And CNBC reporter Christina Farr spotted a pack of three snoozing in the city.

I went for a walk for fresh air and a group of women called out to me. And omg, they had spotted a pack of sleeping coyotes in the middle of (usually busy) San Francisco. pic.twitter.com/NNdG3dcs2Q

— Christina Farr (@chrissyfarr) March 20, 2020

Coyotes have made a comeback to the region in recent years.

Coyotes have made a comeback to the region in recent years.

As KQED reported in February, the canines are native to California and were seen in the San Francisco Bay Area until the mid-1900s. However, people started using a poison called Compound 1080 to keep them off their land in the 1940s. After that, coyotes were reviled and hunters very nearly wiped out the animals.

They weren't seen for decades until 2002 when one was spotted in the city's Presidio. One theory is that the coyotes had walked over the Golden Gate Bridge into the city. Another is that a trapper brought some in from up north.

Either way, they've slowly begun to repopulate the city's parks, like Golden Gate Park and the Presidio.

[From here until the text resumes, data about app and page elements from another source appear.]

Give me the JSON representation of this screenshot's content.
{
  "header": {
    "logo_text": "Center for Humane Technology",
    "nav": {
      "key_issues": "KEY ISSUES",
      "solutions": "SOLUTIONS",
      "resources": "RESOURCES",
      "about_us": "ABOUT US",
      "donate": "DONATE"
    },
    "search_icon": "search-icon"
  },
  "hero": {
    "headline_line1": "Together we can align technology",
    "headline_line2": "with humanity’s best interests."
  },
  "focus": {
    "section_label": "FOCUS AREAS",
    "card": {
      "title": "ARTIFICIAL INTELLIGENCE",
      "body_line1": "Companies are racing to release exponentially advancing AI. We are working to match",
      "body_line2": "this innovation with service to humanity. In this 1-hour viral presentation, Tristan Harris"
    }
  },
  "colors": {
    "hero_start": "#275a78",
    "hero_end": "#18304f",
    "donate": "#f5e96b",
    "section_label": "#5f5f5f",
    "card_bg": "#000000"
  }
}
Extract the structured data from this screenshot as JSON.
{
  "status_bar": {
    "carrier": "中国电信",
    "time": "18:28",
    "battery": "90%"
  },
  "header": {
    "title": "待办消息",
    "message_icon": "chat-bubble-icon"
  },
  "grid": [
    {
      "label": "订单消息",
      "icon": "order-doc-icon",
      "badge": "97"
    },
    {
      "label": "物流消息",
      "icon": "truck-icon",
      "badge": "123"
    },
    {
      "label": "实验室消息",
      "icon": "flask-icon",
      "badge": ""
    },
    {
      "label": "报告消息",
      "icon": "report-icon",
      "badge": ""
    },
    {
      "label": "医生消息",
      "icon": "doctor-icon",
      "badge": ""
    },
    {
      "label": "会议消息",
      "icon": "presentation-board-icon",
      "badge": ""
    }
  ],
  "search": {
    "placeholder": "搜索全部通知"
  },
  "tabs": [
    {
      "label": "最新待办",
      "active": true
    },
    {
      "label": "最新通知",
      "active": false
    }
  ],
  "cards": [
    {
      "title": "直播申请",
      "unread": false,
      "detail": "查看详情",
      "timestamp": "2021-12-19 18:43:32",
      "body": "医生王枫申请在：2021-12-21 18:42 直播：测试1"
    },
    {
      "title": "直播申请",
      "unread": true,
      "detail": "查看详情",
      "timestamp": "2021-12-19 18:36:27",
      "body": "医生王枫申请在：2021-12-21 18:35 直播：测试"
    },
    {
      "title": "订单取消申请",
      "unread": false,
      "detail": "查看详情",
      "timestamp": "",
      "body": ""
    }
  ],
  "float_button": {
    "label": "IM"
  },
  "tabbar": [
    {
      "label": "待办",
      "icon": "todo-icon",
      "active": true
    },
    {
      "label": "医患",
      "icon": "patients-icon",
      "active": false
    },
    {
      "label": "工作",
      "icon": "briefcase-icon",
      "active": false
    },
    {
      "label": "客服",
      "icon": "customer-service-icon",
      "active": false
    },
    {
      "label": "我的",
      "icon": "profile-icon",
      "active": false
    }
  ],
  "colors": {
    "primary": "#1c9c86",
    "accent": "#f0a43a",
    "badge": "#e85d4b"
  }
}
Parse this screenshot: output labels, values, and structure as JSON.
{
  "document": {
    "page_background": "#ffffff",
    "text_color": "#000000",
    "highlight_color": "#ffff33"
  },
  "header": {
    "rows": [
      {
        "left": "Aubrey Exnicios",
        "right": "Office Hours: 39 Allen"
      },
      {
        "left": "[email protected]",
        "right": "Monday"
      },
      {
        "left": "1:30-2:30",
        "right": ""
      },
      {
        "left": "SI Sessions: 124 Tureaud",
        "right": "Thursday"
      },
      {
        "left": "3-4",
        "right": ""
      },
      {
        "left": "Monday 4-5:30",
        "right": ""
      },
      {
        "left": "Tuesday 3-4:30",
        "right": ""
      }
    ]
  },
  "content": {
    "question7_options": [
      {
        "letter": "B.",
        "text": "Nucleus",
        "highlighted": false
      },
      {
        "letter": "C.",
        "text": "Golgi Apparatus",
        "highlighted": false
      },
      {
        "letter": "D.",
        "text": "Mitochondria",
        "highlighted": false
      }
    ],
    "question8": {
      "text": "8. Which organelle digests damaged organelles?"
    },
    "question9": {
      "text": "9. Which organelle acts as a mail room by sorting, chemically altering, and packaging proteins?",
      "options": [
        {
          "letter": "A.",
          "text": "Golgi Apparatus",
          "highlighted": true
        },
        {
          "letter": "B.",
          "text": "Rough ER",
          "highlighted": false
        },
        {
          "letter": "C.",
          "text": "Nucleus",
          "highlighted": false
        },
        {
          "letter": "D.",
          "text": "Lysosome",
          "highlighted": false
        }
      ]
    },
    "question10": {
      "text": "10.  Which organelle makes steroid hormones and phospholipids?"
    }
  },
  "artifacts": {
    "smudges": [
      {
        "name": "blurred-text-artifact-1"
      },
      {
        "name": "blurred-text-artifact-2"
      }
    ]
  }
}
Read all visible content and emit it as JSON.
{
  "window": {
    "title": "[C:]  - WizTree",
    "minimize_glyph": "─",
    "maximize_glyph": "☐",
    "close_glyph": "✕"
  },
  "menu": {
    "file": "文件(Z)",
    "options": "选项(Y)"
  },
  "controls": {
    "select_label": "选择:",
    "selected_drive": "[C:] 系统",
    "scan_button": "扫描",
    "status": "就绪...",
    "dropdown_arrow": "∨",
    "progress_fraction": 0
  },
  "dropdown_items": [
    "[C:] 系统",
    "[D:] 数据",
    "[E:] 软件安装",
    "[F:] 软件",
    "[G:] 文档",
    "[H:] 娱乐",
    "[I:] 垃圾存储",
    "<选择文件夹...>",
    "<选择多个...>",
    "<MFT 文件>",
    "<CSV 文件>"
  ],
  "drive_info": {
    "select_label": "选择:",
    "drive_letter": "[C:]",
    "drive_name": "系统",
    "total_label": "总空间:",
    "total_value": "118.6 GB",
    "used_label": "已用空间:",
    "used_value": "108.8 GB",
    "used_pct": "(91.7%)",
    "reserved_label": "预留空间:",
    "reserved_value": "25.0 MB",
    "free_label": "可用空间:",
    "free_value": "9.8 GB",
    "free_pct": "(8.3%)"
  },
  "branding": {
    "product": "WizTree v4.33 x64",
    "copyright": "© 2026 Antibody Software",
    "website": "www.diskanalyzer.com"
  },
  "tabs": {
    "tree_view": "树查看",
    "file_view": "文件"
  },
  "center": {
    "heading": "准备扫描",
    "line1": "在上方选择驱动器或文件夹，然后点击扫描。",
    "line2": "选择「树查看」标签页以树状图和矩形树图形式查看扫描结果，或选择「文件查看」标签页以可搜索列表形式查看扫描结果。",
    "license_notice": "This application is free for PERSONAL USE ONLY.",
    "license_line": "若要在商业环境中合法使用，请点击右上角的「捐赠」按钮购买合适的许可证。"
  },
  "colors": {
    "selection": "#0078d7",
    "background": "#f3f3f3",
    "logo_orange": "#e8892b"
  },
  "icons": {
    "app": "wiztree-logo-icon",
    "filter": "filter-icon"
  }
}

Now they're a sort of mascot of the city and are clearly taking advantage of the desolate city as humans stay inside amid a viral outbreak.

The shelter-in-place order is expected to end on April 7, though that could be extended. Residents are being directed to remain inside their homes as much as possible, except to leave for essential needs like groceries and medicine. Nonessential businesses like bars and dine-in restaurants are closed.